Synthesis and Anti-proliferative, Tyrosine Kinases Inhibitions of New Xanthene Derivatives and their Morphological Studies

Abstract

Background: In the field of pharmaceutical chemistry, the anti-cancer activity of such compounds received great attention. For both medicinal and industrial studies,, xanthene derivatives are important compounds that have had many applications that have enhanced their use in recent years. Xanthene and its derivatives are extensively used scaffolds in drug designing and the development of novel anti-cancer agents due to their large pharmaceutical applications. Objective: The 3,3-dimethyl-2,3-dihydro-1H-xanthen-1-one was used to synthesise anti-cancer agents of fused pyran, pyridine, pyridazine, and thiophene derivatives. As the potentially privileged scaffolds, xanthene-fused bicyclic heterocycles may be used to discover new drugs with similar biological targets and improved therapeutic efficacy. Method: The key starting compound 3,3-dimethyl-2,3-dihydro-1H-xanthen-1-one was used in many heterocyclization reactions through its reactions with different reagents like aryldiazonium salts, reaction with S8 and producing fused tetracyclic compounds.
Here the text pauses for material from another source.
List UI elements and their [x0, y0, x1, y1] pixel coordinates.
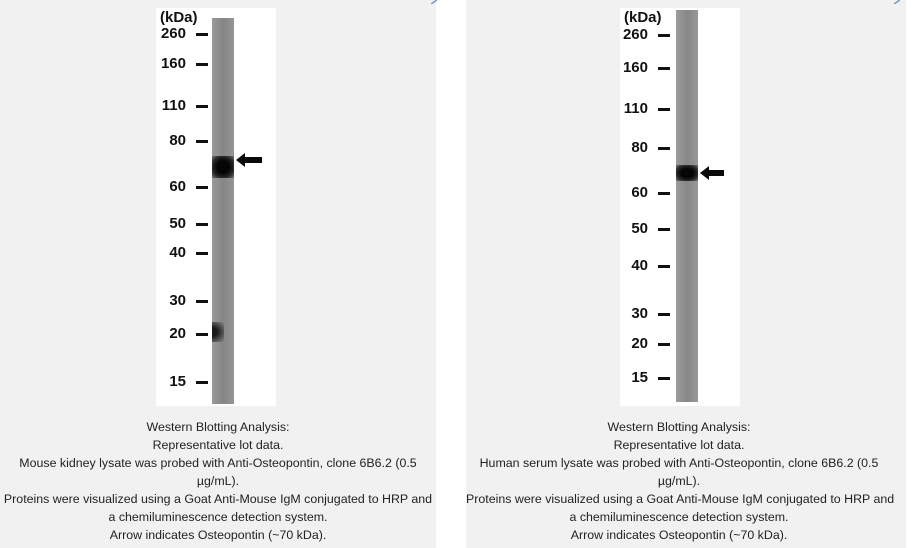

Results: Through this work, new compounds were synthesized and, characterized, and evaluated toward the six cancer cell lines, namely A549, HT-29, MKN-45, U87MG, and SMMC-7721 and H460. The inhibitions on tyrosine kinases c-Kit, Flt-3, VEGFR-2, EGFR, and PDGFR for selected compounds were studied and the results were supplied by studying the mechanism of action toward EGFR. Furthermore, the morphological changes of selected cell lines by the effect of compounds 6b and 13c were studied. Conclusion: We focused our attention on the synthesis of heterocyclic compounds based on xanthene moiety. After a detailed optimization study, many of the synthesized compounds can be considered anticancer agents, enhancing further studies.